During his lecture, titled “Georgian Democratic Transformation: A Test Case for the Post-Soviet World,” Saakashvili addressed the advancements Georgia is making to solidify its status as a democratic nation in spite of hostility from the Russian government.
An already-tense relationship with Russia deteriorated into war following Saakashvili’s 2008 deployment of troops to reclaim South Ossetia from separatists. Russia intervened and seized South Ossetia and Abkhazia, two Georgian territories, sparking the 2008 South Ossetia War or Russo-Georgian war. Relations with Russia have only worsened since then.

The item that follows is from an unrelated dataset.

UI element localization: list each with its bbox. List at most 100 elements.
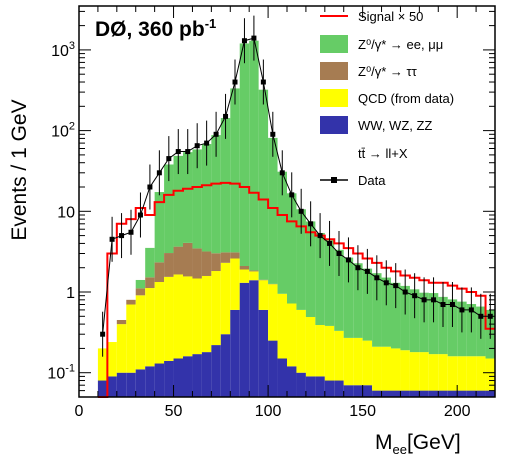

“Medvedev has said, ‘Who is Saakashvili? He’s a political cadaver,’ ” Saakashvili said of the current Russian prime minister and former president.
In spite of pressure from Russia, Saakashvili said that Georgia is continuing on its path toward reform. He cited Georgia’s “radical transformation” as proof of its anomalous nature.
“My country is supposed to be a total failure. Georgia was one of the most corrupt places in the world,” Saakashvili said.
A series of government reforms and civil advancements adopted by Saakashvili’s administration have since changed Georgia’s story into what he called a “survival story.”
Georgia is the second most transparent country, after New Zealand, and its advancements have lowered the crime rate, according to Saakashvili, who added that the country now has the lowest in Europe according to the European Union. He called Georgia a “gateway country,” which, as a result of its position as a bridge between Europe and Asia, could show other countries how to learn from Georgian reform.
“Before, there were two choices: to be messy, chaotic, corruption-crippled like Russia under Boris Yeltsin or to be more orderly, authoritarian like Russia under Putin. There was no other choice. Georgia shows the third way with freedom of elections and freedom of civil society,” Saakashvili said.
For a country once dismissed as “doomed to be old-fashioned,” Georgia’s capability for success and change are aspects of Saakashvili’s “message of hope,” he said.
“Ideas can sometimes be stronger than tanks or even money,” he added.

Saakashvili ended his lecture with a brief Q-and-A session. His talk, held in Dodds Auditorium, was co-sponsored by the Liechtenstein Institute on Self-Determination and the Wilson School.